The mean lung dose, NTDmean, ranged from 0 to 34 Gy and 73 of the 540 patients experienced pneumonitis, grade 2 or higher. In all centers, an increasing pneumonitis rate was observed with increasing NTDmean. The data were fitted to the Lyman model with NTD50=31.8 Gy and m=0.43, assuming that for all patients the same parameter values could be used. However, in the low dose range at an NTDmean between 4 and 16 Gy, the observed pneumonitis incidence in the Lung group (10%) was significantly (p=0.02) higher than in the Lymph./Breast group (1.4%).

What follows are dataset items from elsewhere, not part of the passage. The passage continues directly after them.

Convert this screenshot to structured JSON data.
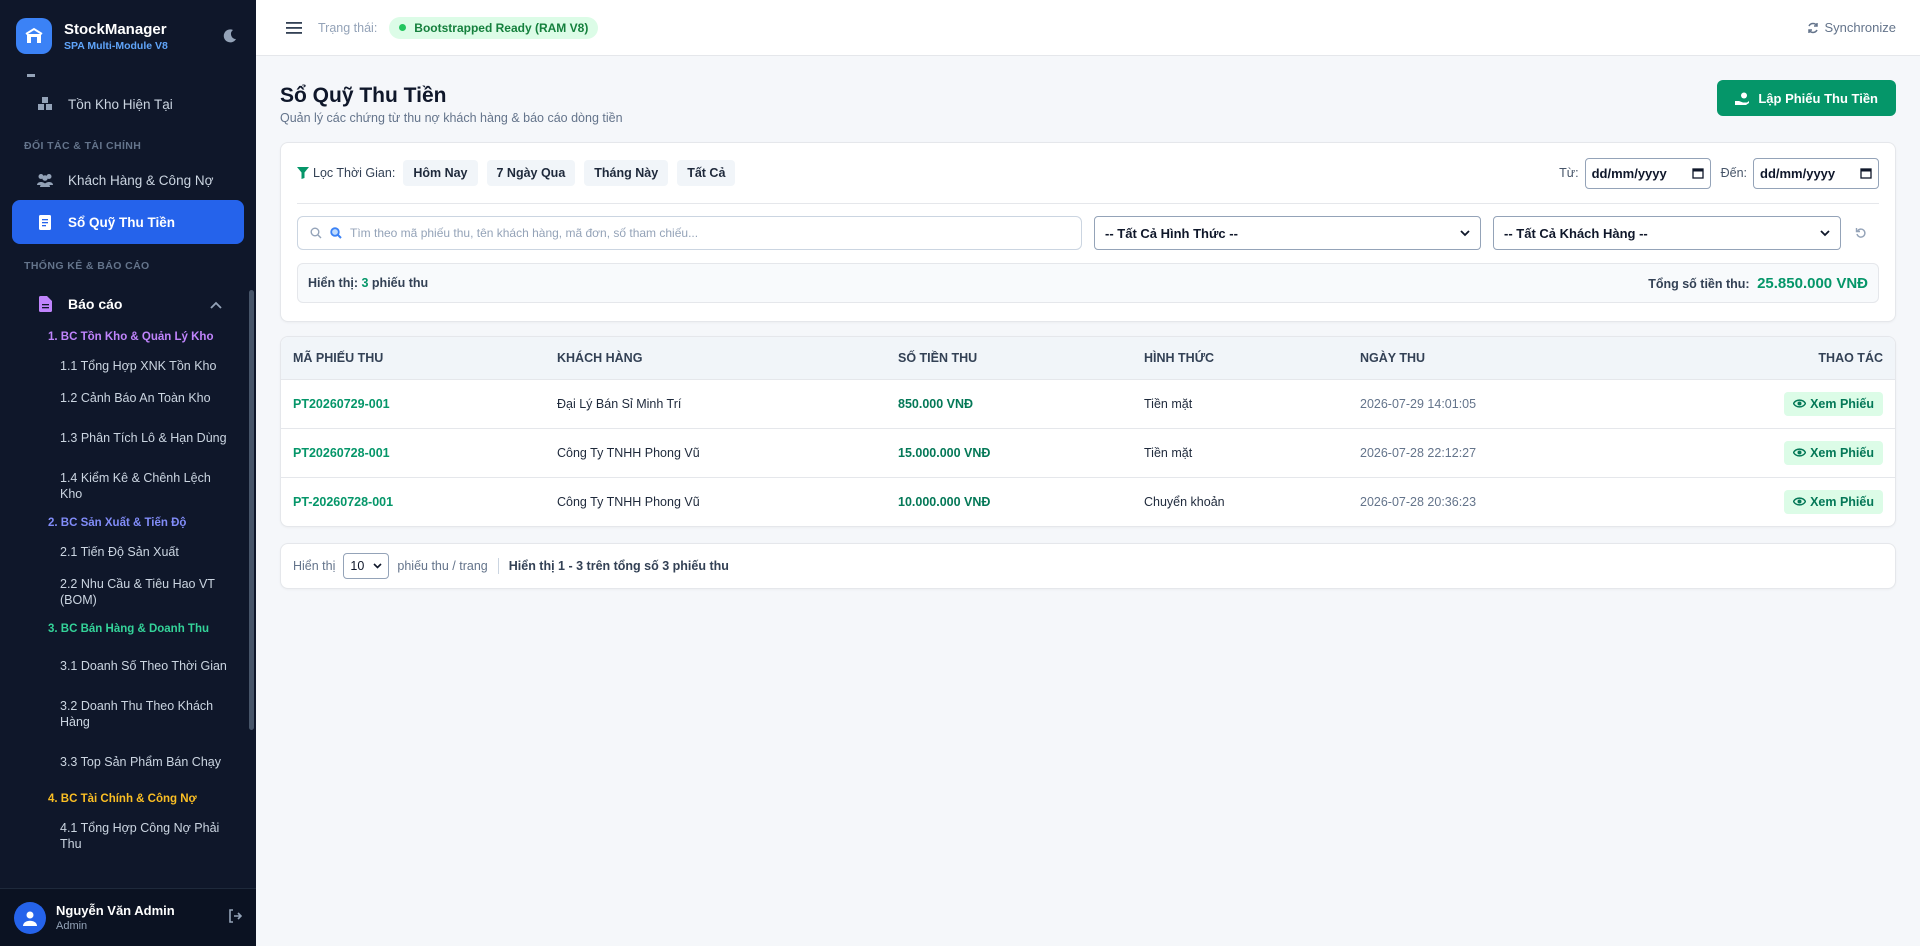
{
  "brand": {
    "name": "StockManager",
    "subtitle": "SPA Multi-Module V8"
  },
  "sidebar": {
    "top_items": [
      {
        "label": "Tồn Kho Hiện Tại"
      }
    ],
    "section_partner": "ĐỐI TÁC & TÀI CHÍNH",
    "partner_items": [
      {
        "label": "Khách Hàng & Công Nợ"
      },
      {
        "label": "Sổ Quỹ Thu Tiền",
        "active": true
      }
    ],
    "section_report": "THỐNG KÊ & BÁO CÁO",
    "report_group": "Báo cáo",
    "report_subgroups": [
      {
        "title": "1. BC Tồn Kho & Quản Lý Kho",
        "color": "#c084fc",
        "items": [
          "1.1 Tổng Hợp XNK Tồn Kho",
          "1.2 Cảnh Báo An Toàn Kho",
          "1.3 Phân Tích Lô & Hạn Dùng",
          "1.4 Kiểm Kê & Chênh Lệch Kho"
        ]
      },
      {
        "title": "2. BC Sản Xuất & Tiến Độ",
        "color": "#818cf8",
        "items": [
          "2.1 Tiến Độ Sản Xuất",
          "2.2 Nhu Cầu & Tiêu Hao VT (BOM)"
        ]
      },
      {
        "title": "3. BC Bán Hàng & Doanh Thu",
        "color": "#34d399",
        "items": [
          "3.1 Doanh Số Theo Thời Gian",
          "3.2 Doanh Thu Theo Khách Hàng",
          "3.3 Top Sản Phẩm Bán Chạy"
        ]
      },
      {
        "title": "4. BC Tài Chính & Công Nợ",
        "color": "#fbbf24",
        "items": [
          "4.1 Tổng Hợp Công Nợ Phải Thu"
        ]
      }
    ],
    "user": {
      "name": "Nguyễn Văn Admin",
      "role": "Admin"
    }
  },
  "topbar": {
    "status_label": "Trạng thái:",
    "status_value": "Bootstrapped Ready (RAM V8)",
    "sync_label": "Synchronize"
  },
  "page": {
    "title": "Sổ Quỹ Thu Tiền",
    "subtitle": "Quản lý các chứng từ thu nợ khách hàng & báo cáo dòng tiền",
    "primary_button": "Lập Phiếu Thu Tiền"
  },
  "filters": {
    "time_label": "Lọc Thời Gian:",
    "chips": [
      "Hôm Nay",
      "7 Ngày Qua",
      "Tháng Này",
      "Tất Cả"
    ],
    "from_label": "Từ:",
    "to_label": "Đến:",
    "from_value": "dd/mm/yyyy",
    "to_value": "dd/mm/yyyy",
    "search_placeholder": "Tìm theo mã phiếu thu, tên khách hàng, mã đơn, số tham chiếu...",
    "method_select": "-- Tất Cả Hình Thức --",
    "customer_select": "-- Tất Cả Khách Hàng --"
  },
  "summary": {
    "showing_prefix": "Hiển thị:",
    "count": "3",
    "showing_suffix": "phiếu thu",
    "total_label": "Tổng số tiền thu:",
    "total_value": "25.850.000 VNĐ"
  },
  "table": {
    "headers": [
      "MÃ PHIẾU THU",
      "KHÁCH HÀNG",
      "SỐ TIỀN THU",
      "HÌNH THỨC",
      "NGÀY THU",
      "THAO TÁC"
    ],
    "action_label": "Xem Phiếu",
    "rows": [
      {
        "code": "PT20260729-001",
        "customer": "Đại Lý Bán Sỉ Minh Trí",
        "amount": "850.000 VNĐ",
        "method": "Tiền mặt",
        "date": "2026-07-29 14:01:05"
      },
      {
        "code": "PT20260728-001",
        "customer": "Công Ty TNHH Phong Vũ",
        "amount": "15.000.000 VNĐ",
        "method": "Tiền mặt",
        "date": "2026-07-28 22:12:27"
      },
      {
        "code": "PT-20260728-001",
        "customer": "Công Ty TNHH Phong Vũ",
        "amount": "10.000.000 VNĐ",
        "method": "Chuyển khoản",
        "date": "2026-07-28 20:36:23"
      }
    ]
  },
  "pager": {
    "show_label": "Hiển thị",
    "page_size": "10",
    "per_page_label": "phiếu thu / trang",
    "info": "Hiển thị 1 - 3 trên tổng số 3 phiếu thu"
  }
}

Moreover, between the Lung groups of different institutions, also significant (p=0.04) differences were present: for centers 2, 3, and 4, the pneumonitis incidence was about 13%, whereas for center 5 only 3%. Explicitly accounting for these differences by adding center-dependent offset values for the Lung group, improved the data fit significantly (p < 10(-5)) with NTD50=30.5+/-1.4 Gy and m=0.30+/-0.02 (+/-1 SE) for all patients, and an offset of 0-11% for the Lung group, depending on the center.

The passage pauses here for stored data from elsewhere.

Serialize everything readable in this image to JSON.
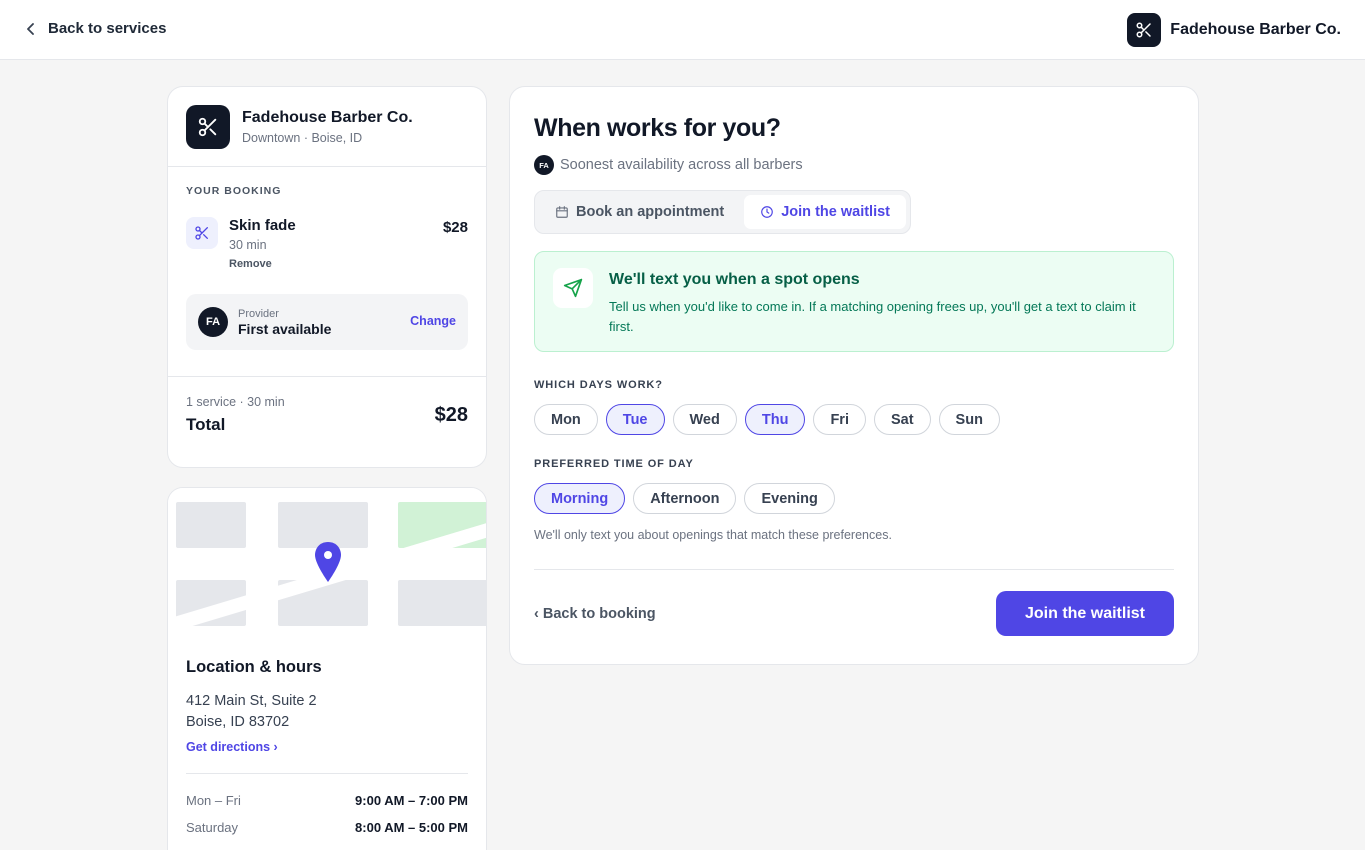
{
  "topbar": {
    "back_label": "Back to services",
    "brand_name": "Fadehouse Barber Co."
  },
  "summary": {
    "shop_name": "Fadehouse Barber Co.",
    "shop_location": "Downtown · Boise, ID",
    "section_label": "YOUR BOOKING",
    "service": {
      "name": "Skin fade",
      "duration": "30 min",
      "remove_label": "Remove",
      "price": "$28"
    },
    "provider": {
      "initials": "FA",
      "label": "Provider",
      "value": "First available",
      "change_label": "Change"
    },
    "total": {
      "meta": "1 service · 30 min",
      "label": "Total",
      "price": "$28"
    }
  },
  "location": {
    "title": "Location & hours",
    "address_line1": "412 Main St, Suite 2",
    "address_line2": "Boise, ID 83702",
    "directions_label": "Get directions ›",
    "hours": [
      {
        "day": "Mon – Fri",
        "time": "9:00 AM – 7:00 PM"
      },
      {
        "day": "Saturday",
        "time": "8:00 AM – 5:00 PM"
      }
    ]
  },
  "main": {
    "title": "When works for you?",
    "availability": {
      "initials": "FA",
      "text": "Soonest availability across all barbers"
    },
    "tabs": [
      {
        "label": "Book an appointment",
        "active": false
      },
      {
        "label": "Join the waitlist",
        "active": true
      }
    ],
    "info": {
      "title": "We'll text you when a spot opens",
      "text": "Tell us when you'd like to come in. If a matching opening frees up, you'll get a text to claim it first."
    },
    "days_label": "WHICH DAYS WORK?",
    "days": [
      {
        "label": "Mon",
        "selected": false
      },
      {
        "label": "Tue",
        "selected": true
      },
      {
        "label": "Wed",
        "selected": false
      },
      {
        "label": "Thu",
        "selected": true
      },
      {
        "label": "Fri",
        "selected": false
      },
      {
        "label": "Sat",
        "selected": false
      },
      {
        "label": "Sun",
        "selected": false
      }
    ],
    "time_label": "PREFERRED TIME OF DAY",
    "times": [
      {
        "label": "Morning",
        "selected": true
      },
      {
        "label": "Afternoon",
        "selected": false
      },
      {
        "label": "Evening",
        "selected": false
      }
    ],
    "hint": "We'll only text you about openings that match these preferences.",
    "back_label": "‹ Back to booking",
    "submit_label": "Join the waitlist"
  },
  "colors": {
    "accent": "#4f46e5",
    "success_bg": "#ecfdf3",
    "success_text": "#065f46",
    "dark": "#111827"
  },
  "icons": [
    "chevron-left-icon",
    "scissors-icon",
    "calendar-icon",
    "clock-icon",
    "send-icon",
    "map-pin-icon"
  ]
}
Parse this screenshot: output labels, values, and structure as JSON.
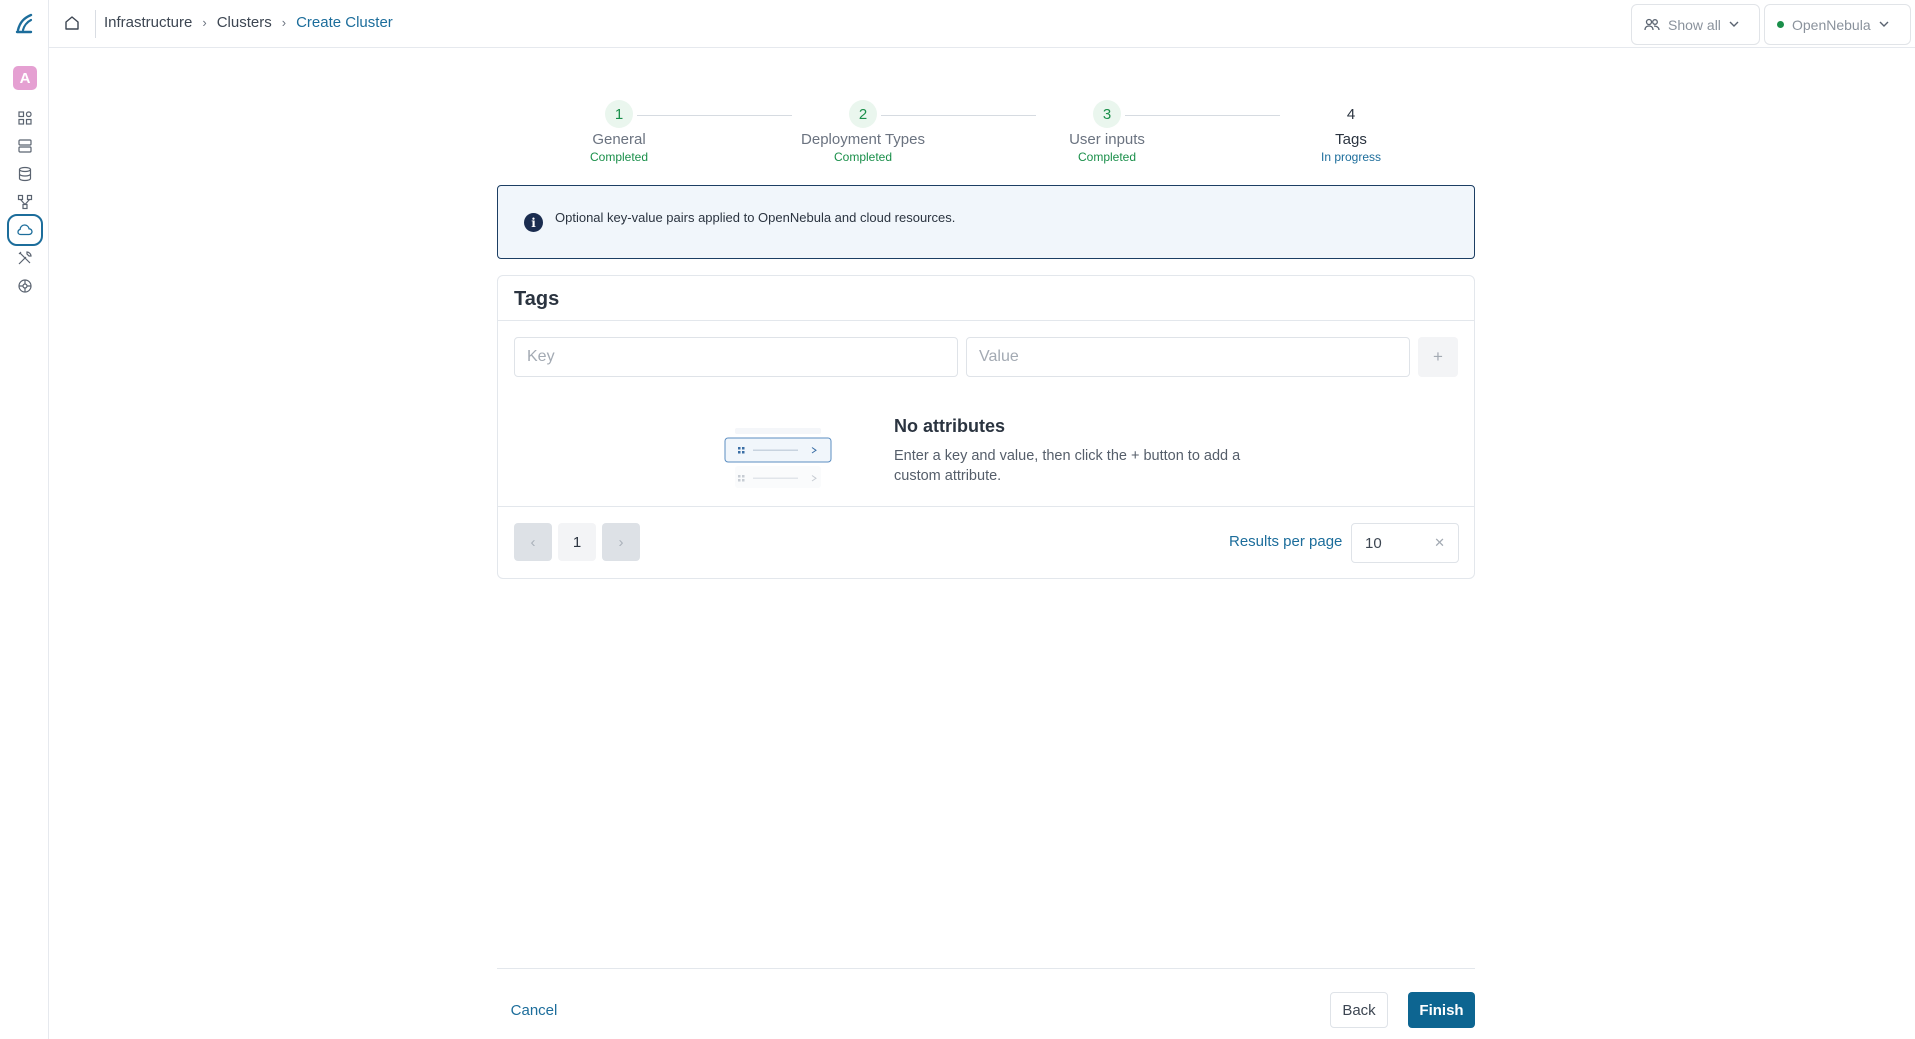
{
  "sidebar": {
    "avatar_letter": "A",
    "items": [
      {
        "icon": "dashboard-icon"
      },
      {
        "icon": "instances-icon"
      },
      {
        "icon": "storage-icon"
      },
      {
        "icon": "network-icon"
      },
      {
        "icon": "cloud-icon",
        "active": true
      },
      {
        "icon": "tools-icon"
      },
      {
        "icon": "settings-icon"
      }
    ]
  },
  "header": {
    "breadcrumb": [
      "Infrastructure",
      "Clusters",
      "Create Cluster"
    ],
    "show_all": "Show all",
    "zone": "OpenNebula"
  },
  "stepper": [
    {
      "num": "1",
      "title": "General",
      "status": "Completed"
    },
    {
      "num": "2",
      "title": "Deployment Types",
      "status": "Completed"
    },
    {
      "num": "3",
      "title": "User inputs",
      "status": "Completed"
    },
    {
      "num": "4",
      "title": "Tags",
      "status": "In progress"
    }
  ],
  "info": {
    "text": "Optional key-value pairs applied to OpenNebula and cloud resources."
  },
  "tags": {
    "title": "Tags",
    "key_placeholder": "Key",
    "value_placeholder": "Value",
    "add_label": "+",
    "empty_title": "No attributes",
    "empty_desc": "Enter a key and value, then click the + button to add a custom attribute.",
    "pager": {
      "prev": "‹",
      "page": "1",
      "next": "›"
    },
    "results_per_page_label": "Results per page",
    "results_per_page": "10"
  },
  "footer": {
    "cancel": "Cancel",
    "back": "Back",
    "finish": "Finish"
  },
  "colors": {
    "primary": "#0d6591",
    "completed": "#1a8f4a",
    "link": "#1c6d9b"
  }
}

The mean lung dose, NTDmean, is relatively easy to calculate, and is a useful predictor of the risk of radiation pneumonitis. The observed dose-effect relation between the NTDmean and the incidence of radiation pneumonitis, based on a large clinical data set, might be of value in dose-escalating studies for lung cancer. The validity of the obtained dose-effect relation will have to be tested in future studies, regarding the influence of confounding factors and dose distributions different from the ones in this study.

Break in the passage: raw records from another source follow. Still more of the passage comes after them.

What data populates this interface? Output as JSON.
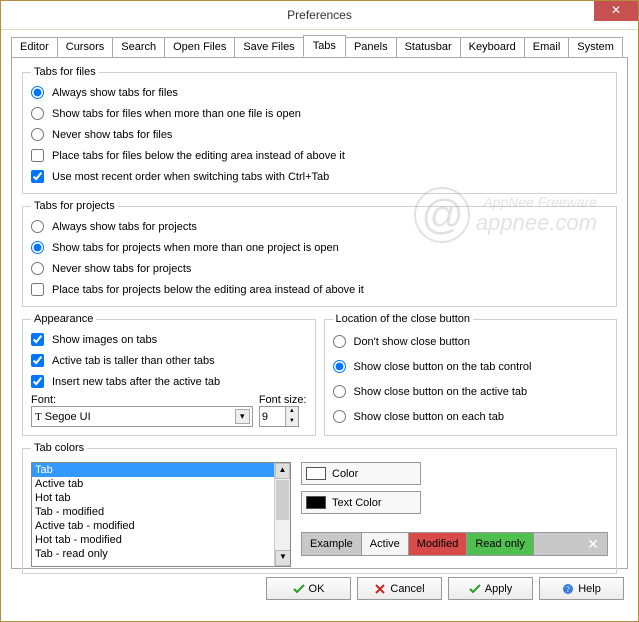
{
  "window": {
    "title": "Preferences"
  },
  "tabs": {
    "items": [
      "Editor",
      "Cursors",
      "Search",
      "Open Files",
      "Save Files",
      "Tabs",
      "Panels",
      "Statusbar",
      "Keyboard",
      "Email",
      "System"
    ],
    "active_index": 5
  },
  "tabs_for_files": {
    "legend": "Tabs for files",
    "opt_always": "Always show tabs for files",
    "opt_multi": "Show tabs for files when more than one file is open",
    "opt_never": "Never show tabs for files",
    "chk_below": "Place tabs for files below the editing area instead of above it",
    "chk_mru": "Use most recent order when switching tabs with Ctrl+Tab",
    "selected": "always",
    "below_checked": false,
    "mru_checked": true
  },
  "tabs_for_projects": {
    "legend": "Tabs for projects",
    "opt_always": "Always show tabs for projects",
    "opt_multi": "Show tabs for projects when more than one project is open",
    "opt_never": "Never show tabs for projects",
    "chk_below": "Place tabs for projects below the editing area instead of above it",
    "selected": "multi",
    "below_checked": false
  },
  "appearance": {
    "legend": "Appearance",
    "chk_images": "Show images on tabs",
    "chk_taller": "Active tab is taller than other tabs",
    "chk_insert": "Insert new tabs after the active tab",
    "images_checked": true,
    "taller_checked": true,
    "insert_checked": true,
    "font_label": "Font:",
    "font_value": "Segoe UI",
    "fontsize_label": "Font size:",
    "fontsize_value": "9"
  },
  "close_location": {
    "legend": "Location of the close button",
    "opt_none": "Don't show close button",
    "opt_control": "Show close button on the tab control",
    "opt_active": "Show close button on the active tab",
    "opt_each": "Show close button on each tab",
    "selected": "control"
  },
  "tab_colors": {
    "legend": "Tab colors",
    "items": [
      "Tab",
      "Active tab",
      "Hot tab",
      "Tab - modified",
      "Active tab - modified",
      "Hot tab - modified",
      "Tab - read only"
    ],
    "selected_index": 0,
    "color_btn": "Color",
    "textcolor_btn": "Text Color",
    "color_swatch": "#ffffff",
    "textcolor_swatch": "#000000",
    "example": {
      "label": "Example",
      "active": {
        "text": "Active",
        "bg": "#f5f5f5",
        "fg": "#000000"
      },
      "modified": {
        "text": "Modified",
        "bg": "#d94a4a",
        "fg": "#000000"
      },
      "readonly": {
        "text": "Read only",
        "bg": "#4fbf4f",
        "fg": "#000000"
      }
    }
  },
  "buttons": {
    "ok": "OK",
    "cancel": "Cancel",
    "apply": "Apply",
    "help": "Help"
  },
  "watermark": {
    "line1": "AppNee Freeware",
    "line2": "appnee.com"
  }
}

确定放射性肺炎的发生率与肺内三维剂量分布之间的关系。
在五家机构中,对540例患者的放射性肺炎发生率进行了评估。患者被分为两组:肺部组,包括399例肺癌患者和1例食管癌患者;淋巴/乳腺组,有78例接受恶性淋巴瘤治疗的患者、59例乳腺癌患者和3例其他肿瘤类型的患者。每次分割剂量在1.0至2.7 Gy之间,处方总剂量在20至92 Gy之间。采用组织密度不均匀性校正进行三维剂量计算。通过使用α/β比值为2.5和3.0 Gy的线性二次模型,将物理剂量分布转换为以2 Gy分割给出的生物等效剂量分布,即归一化总剂量(NTD)分布。将双肺视为一个器官计算剂量体积直方图(DVH),并从这些DVH中得出平均(生物)肺剂量NTDmean。当肺炎分级为2级(需要药物治疗的类固醇)或更高时,将放射性肺炎作为一种并发症进行评分。为了进行统计分析,应用了Lyman的传统正常组织并发症概率(NTCP)模型(n = 1)以及一个与机构相关的偏移参数,以考虑不同机构在对患者评分方面的系统差异。
平均肺剂量NTDmean范围为0至34 Gy,540例患者中有73例发生2级或更高等级的肺炎。在所有中心,随着NTDmean的增加,观察到肺炎发生率上升。假设所有患者都可以使用相同的参数值,数据拟合Lyman模型,NTD50 = 31.8 Gy,m = 0.43。然而,在NTDmean为4至16 Gy的低剂量范围内,肺部组观察到的肺炎发生率(10%)显著高于淋巴/乳腺组(1.4%)(p = 0.02)。此外,在不同机构的肺部组之间也存在显著差异(p = 0.04):对于中心2、3和4,肺炎发生率约为13%,而中心5仅为3%。通过为肺部组添加与中心相关的偏移值来明确考虑这些差异,显著改善了数据拟合(p < 10^(-5)),所有患者的NTD50 = 30.5 ± 1.4 Gy,m = 0.30 ± 0.02(±1标准误),肺部组的偏移为0 - 11%,具体取决于中心。
平均肺剂量NTDmean相对容易计算,是放射性肺炎风险的有用预测指标。基于大量临床数据集观察到的NTDmean与放射性肺炎发生率之间的剂量 - 效应关系,可能在肺癌剂量递增研究中具有价值。关于混杂因素的影响以及与本研究不同的剂量分布,所获得的剂量 - 效应关系的有效性将需要在未来的研究中进行检验。